En buvant ton café du matin tu lis
Wiener________ courbé sur la page
________ En archéologue époussetant
Les phrases qui nous ont fait
________ Dis-tu, feront,
Dit-il, et leurs tessons de préscience
Scintillants sur le sol impuissants
________ Des ruines futures, smart
cities aux rues moins rectilignes après l’extinction
Des feux________ que tu dis/rêve/craint
Devant la fenêtre________ sourde
Où un merle encore envoie ses signaux.
Tu lis au fronton des pages
________ Une Pythie dans les gravats
Oracle inversé livrant le sens
________ Comme un colis Amazon
Ou fumées sur l’horizon________ annonçant
Quoi ?
Le passé ou le futur ? ou une prise
________ Sur le mur où tu grimpes
Vers rien, sans doute.
Le merle chante, et qui l’écoute
________ Chante à son tour
Tissant la trame et la chaîne
De la tapisserie où il ne se voit pas,
________ Agitée par la brise
– Ou tableau
Inclusif, chanson que tu n’entends pas
Assis à ta table
________ De silence :
Si c’est boucles en rétroaction, ces vers où le fil
Se recroise et brouille son message à mesure
Que se détraque sa mécanique, que claquent
Les dents de céramique dans la face automate,
Quand le salon s’est vidé ?
________________ Pour nommer le bruit
Que fait la vie, qui fait la vie
Victorieuse en ses défauts.
________________ Ecoute : voilà ce que répond
Personne, ou l’écho qu’est toute parole
Quand elle touche au but, comme la lame
Crève la peau :
________________ Rien, de l’eau
En ondes et clapotis lent, rafraichissante aux pieds
Fatigués, de l’ombre fraîche.
Et ce poème même n’échappe à son cours,
Qui voudrait dire
________________ Ce qui nous a fait
Ce monde et l’horizon où nous parlons
Des choses
________ Sinon pour y ajouter un peu
De musique au mieux ? ou cajoler,
________ Main de mots sur le dos de la bête,
Adoucir leurs angles pour la bouche qui saigne de les dire.
Ou la tienne. Vois, l’Être
Ni dieu ne fleurissent
________________________ Ici dans la rose flétrie
De ces vers.
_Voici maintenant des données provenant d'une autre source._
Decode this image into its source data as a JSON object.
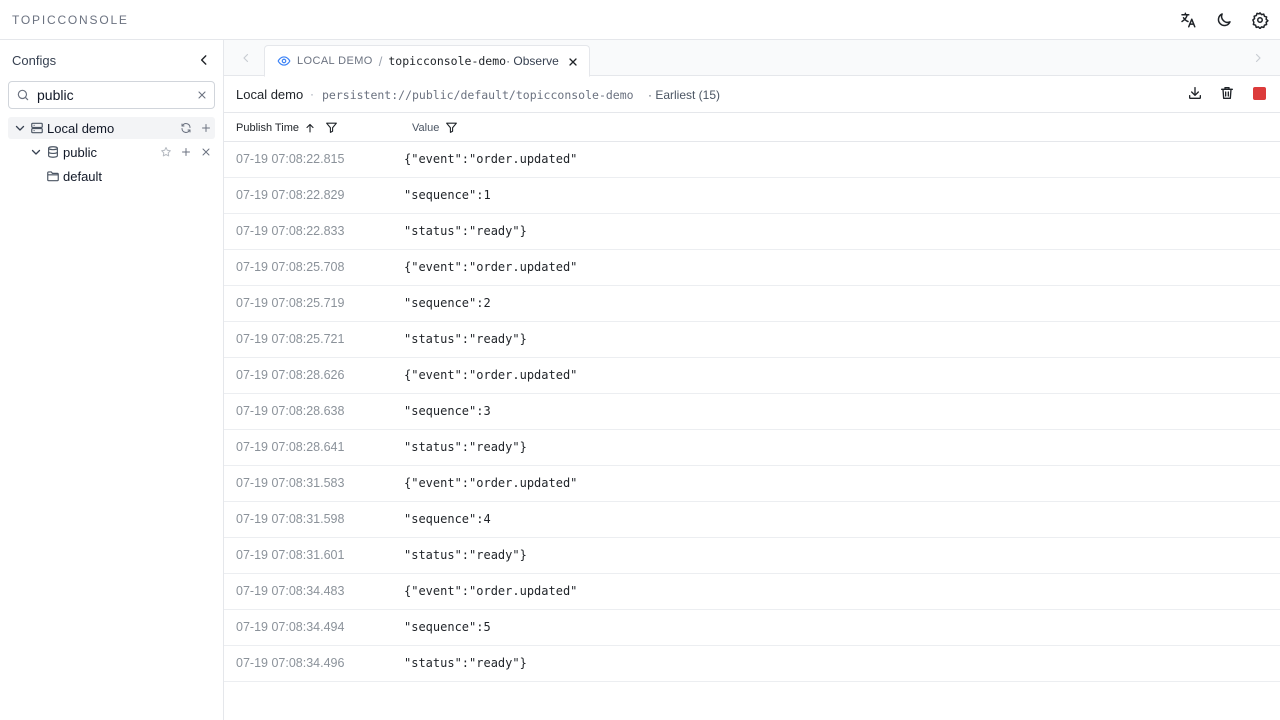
{
  "app": {
    "brand": "TOPICCONSOLE"
  },
  "top_actions": [
    "translate-icon",
    "moon-icon",
    "gear-icon"
  ],
  "sidebar": {
    "title": "Configs",
    "search": {
      "value": "public",
      "placeholder": ""
    },
    "tree": {
      "cluster": "Local demo",
      "tenant": "public",
      "namespace": "default"
    }
  },
  "tab": {
    "prefix": "LOCAL DEMO",
    "separator": "/",
    "topic": "topicconsole-demo",
    "mode": "· Observe"
  },
  "info": {
    "cluster": "Local demo",
    "dot": "·",
    "topic": "persistent://public/default/topicconsole-demo",
    "position": "· Earliest (15)"
  },
  "table": {
    "columns": [
      "Publish Time",
      "Value"
    ],
    "rows": [
      {
        "time": "07-19 07:08:22.815",
        "value": "{\"event\":\"order.updated\""
      },
      {
        "time": "07-19 07:08:22.829",
        "value": "\"sequence\":1"
      },
      {
        "time": "07-19 07:08:22.833",
        "value": "\"status\":\"ready\"}"
      },
      {
        "time": "07-19 07:08:25.708",
        "value": "{\"event\":\"order.updated\""
      },
      {
        "time": "07-19 07:08:25.719",
        "value": "\"sequence\":2"
      },
      {
        "time": "07-19 07:08:25.721",
        "value": "\"status\":\"ready\"}"
      },
      {
        "time": "07-19 07:08:28.626",
        "value": "{\"event\":\"order.updated\""
      },
      {
        "time": "07-19 07:08:28.638",
        "value": "\"sequence\":3"
      },
      {
        "time": "07-19 07:08:28.641",
        "value": "\"status\":\"ready\"}"
      },
      {
        "time": "07-19 07:08:31.583",
        "value": "{\"event\":\"order.updated\""
      },
      {
        "time": "07-19 07:08:31.598",
        "value": "\"sequence\":4"
      },
      {
        "time": "07-19 07:08:31.601",
        "value": "\"status\":\"ready\"}"
      },
      {
        "time": "07-19 07:08:34.483",
        "value": "{\"event\":\"order.updated\""
      },
      {
        "time": "07-19 07:08:34.494",
        "value": "\"sequence\":5"
      },
      {
        "time": "07-19 07:08:34.496",
        "value": "\"status\":\"ready\"}"
      }
    ]
  },
  "colors": {
    "accent": "#3b82f6",
    "stop": "#dc3b3b"
  }
}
Ou simplement une histoire
A reprendre sans cesse pour l’ajuster
Au corps qui se dérobe, et la question de vivre,
________ A chaque tour de la machine
Elevant ses étages, Babel de chiffres
________________ Où rêveront les algorithmes,
Quand ne resteront plus que poteries cassées
Ou moins : silices fondues sous le souffle
Sec du vent, fragments de phrases, ou codes,
Mystères en fonction, toujours veillant […].
Ou nous, c’est idem.
________ Déjà Wiener :
La société ne peut être comprise
Que par une étude des messages
Et des dispositifs de communication.
Machines sensibles, à usiner du sens
________ Dans le bruit continu
Des siècles successifs
________________ Pour nous déposer là,
Où tout déjà n’était que signaux, signaux
Toujours déjà, et pour toujours ?
Wiener, ou […]
Tremble dans le miroir liquide
________ Des machines qui
Gouvernent sans gouverner, chiffrant
Nos vies en approximations
________ Exactes :
Vivre, c’est vivre avec une information
________ Adéquate.
Et quelle information est délivrée
Dans les réseaux où l’on s’échange
Avec l’autre
________ En signaux singeant
Les signaux de chair qu’on traîne
Partout avec soi ?
________ Quelle information
Aux informations est jointe, quelle
Information sera________ found there ?
Dans les siècles bientôt périmés,
Sinon l’effort pour saisir le sable
Glissant des événements,
________ Et pas même :
Une prise fausse ferait l’affaire
Dans l’effort désespéré
________ D’être, aussi bien.
Les doigts caressent l’écran
Au métro, au boulot, jusqu’au bout du jour continu,
________ Excitent mille frissons électroniques,
Non : millions, milliards, sans mesure
Pour tes mains trop faibles
________ Effleurant les visages fake
Et les nouvelles du jour épanouies
________ Toujours recommencées,
Te balançant dans leur ressac.
Internet, cybernétique […].
________ Où le chant veut/croit penser,
Ses mots aussi sont du sable,
Ses mains sont de sable, silice en suspens
________ Impuissantes à contrer
L’entropie : quelle parole dirait là,
Adéquate au silence loquace
Des choses, comment vivre ?
________ Déterrée du passé,
Elle te regarde, comme un masque tragique
Ou comique, épée rouillée, un bouclier
Ou charroi royal, coupes cassées, qui sait […].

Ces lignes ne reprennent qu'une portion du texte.